Cumhuriyet gazetesinin başyazarı Nadir Nadi,15 Temmuz 1947’de; nerden çıktığı çok iyi bilinen bazı propaganda yaygaraları Amerikan yardımının Türk bağımsızlığına bir darbe olduğunu yaymak istedi.Bugün yurdumuza yardım elini uzatan Amerika,bu hizmetine karşılığında bizden ne toprak ne üs istiyor.Bu yardım,hürriyeti seven milletlerin hürriyet düşmanlarına karşı teşkilatlanması yolunda bir ileri adımdan başka bir şey değildir diye yazacaktır.
Cumhuriyet en iyi yönetim şeklidir elbet,Ancak içi boş bir kelime olarak kalırsa,
Cumhurun yani halkın bu yönetime katkısı sağlanamazda yönetime katkısı olanlar çeşitli menfaat grupları, ağalar, şıhlar, bir takım etnik guruplar, ekoomik gücü olanlar olursa,
o zaman Cumhuriyet içi boş bir kelime,
sadece bir masal kahramanı gibi havada kalır.
Kapı kulluğu yaptığınız,emirle kendi yurttaşlarınızı size öldürten emperyalistler artı sizi istemiyor.Ne acı! Artık aşağıya atılması gereken safralarsınız sadece.Artık geçmişten kalan reflekslariniz kendi işinize da yaramayacak,komik şeyler yapıyorsunuz.Oraya buraya yasak koymak gibi.Dünya size gülüyor.Sonra tükürdüğünüzü yalamak zorunda kalıyorsunuz.Düşkünlük kötü bir şey sonuçtaHiç kimse sizin yerinizde olmak istemez.

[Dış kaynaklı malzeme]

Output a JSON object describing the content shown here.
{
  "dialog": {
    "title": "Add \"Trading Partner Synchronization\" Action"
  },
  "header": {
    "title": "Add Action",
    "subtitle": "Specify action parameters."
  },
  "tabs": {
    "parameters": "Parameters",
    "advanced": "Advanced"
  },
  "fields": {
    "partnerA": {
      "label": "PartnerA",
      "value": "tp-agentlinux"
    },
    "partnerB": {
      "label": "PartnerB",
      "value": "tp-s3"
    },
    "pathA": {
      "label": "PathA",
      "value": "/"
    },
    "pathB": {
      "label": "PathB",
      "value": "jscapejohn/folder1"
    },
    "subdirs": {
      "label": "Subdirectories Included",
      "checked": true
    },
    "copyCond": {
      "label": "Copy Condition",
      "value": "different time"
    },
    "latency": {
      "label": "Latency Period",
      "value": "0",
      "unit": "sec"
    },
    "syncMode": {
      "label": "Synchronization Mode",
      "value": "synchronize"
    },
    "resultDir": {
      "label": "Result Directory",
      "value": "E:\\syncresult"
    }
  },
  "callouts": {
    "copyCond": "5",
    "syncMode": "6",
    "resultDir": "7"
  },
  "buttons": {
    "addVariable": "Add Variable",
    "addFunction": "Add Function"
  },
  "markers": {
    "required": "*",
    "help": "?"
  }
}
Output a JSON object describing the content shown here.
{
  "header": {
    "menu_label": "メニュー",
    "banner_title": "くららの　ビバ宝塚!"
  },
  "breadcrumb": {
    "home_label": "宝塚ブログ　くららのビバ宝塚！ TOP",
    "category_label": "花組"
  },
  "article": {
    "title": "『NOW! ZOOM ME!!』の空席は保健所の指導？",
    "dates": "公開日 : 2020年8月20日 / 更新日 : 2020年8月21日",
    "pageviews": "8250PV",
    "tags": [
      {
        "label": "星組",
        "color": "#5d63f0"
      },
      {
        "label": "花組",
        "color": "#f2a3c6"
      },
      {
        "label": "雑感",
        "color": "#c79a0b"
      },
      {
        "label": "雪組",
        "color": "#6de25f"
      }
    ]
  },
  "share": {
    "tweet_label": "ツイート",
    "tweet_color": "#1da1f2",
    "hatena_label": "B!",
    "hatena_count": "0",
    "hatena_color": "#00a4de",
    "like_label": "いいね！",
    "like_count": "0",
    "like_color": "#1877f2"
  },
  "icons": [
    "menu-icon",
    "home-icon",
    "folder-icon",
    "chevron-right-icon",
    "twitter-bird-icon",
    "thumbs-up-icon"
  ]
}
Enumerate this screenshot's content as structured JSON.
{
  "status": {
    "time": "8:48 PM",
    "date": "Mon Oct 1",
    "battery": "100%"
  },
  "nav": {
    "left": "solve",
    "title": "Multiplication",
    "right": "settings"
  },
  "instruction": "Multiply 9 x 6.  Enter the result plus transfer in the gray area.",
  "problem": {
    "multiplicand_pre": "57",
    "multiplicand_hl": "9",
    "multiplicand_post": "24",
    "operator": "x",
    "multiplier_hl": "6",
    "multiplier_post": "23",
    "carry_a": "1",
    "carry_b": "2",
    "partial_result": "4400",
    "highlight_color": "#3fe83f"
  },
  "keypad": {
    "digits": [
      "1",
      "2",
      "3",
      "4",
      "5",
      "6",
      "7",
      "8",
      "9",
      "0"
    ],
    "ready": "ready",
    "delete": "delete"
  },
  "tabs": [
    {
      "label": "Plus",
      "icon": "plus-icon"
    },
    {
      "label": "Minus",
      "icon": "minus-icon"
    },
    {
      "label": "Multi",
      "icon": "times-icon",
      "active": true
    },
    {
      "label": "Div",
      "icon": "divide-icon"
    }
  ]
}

Her açıklama Cumhuriyetin kazanımları diye başlıyor.Bu cumhuriyetin kazanımları neymiş çok merak ediyorum.şu ülkede 85 yılda yoksulluk,iç savaş,soygun,yasaklar,asılan başbakanlar,asılan devrimciler,çeteler,uyşturucuya bulaşmış devlet,rüşvet ağları,hastanelerde bakımsızlıktan ölen çocuklar,üniversite kapısına yığılan gençler,faili meçhul cinayetler dışında ne gördü. Yol yoktu da siz yaptınız değil mi, yolları bu ülkeyi sömürmek için,demiryolu yerine emperyalistler yapmadı,yaparken de sizin,dedelerinizin cebine rüşvet koymadı değil mi? Hangi taşın üzerine taş koydu sizin hiç kimsenin cumhuriyeti olamayan Cumhuriyetiniz.
Cumhuriyet asker
ağırlıklı bir bürokrasi tarafından kurulup biçimlendirilmiştir.Bürokrasi, bir şeylere rağmen varolmuş,devrimci bir süreçten gelmiş değil,doğrudan doğruya Osmanlının bürokrasisidir.Cumhuriyet,söz konusu bürokrasinin kaynağı değil,zaten mevcut olan gücü meşrulaştırmanın yolu/ aracı durumundadır…
Cumhuriyet demokratik olduğu taktirde faziletli/erdemli bir rejimdir.
Cumhuriyet Türkiye'sinin en ideal öğrencileri soruların cevaplarını bilen ancak kendileri soru sorma alışkanlığı edinmemiş kişiler olarak yetişmişlerdir.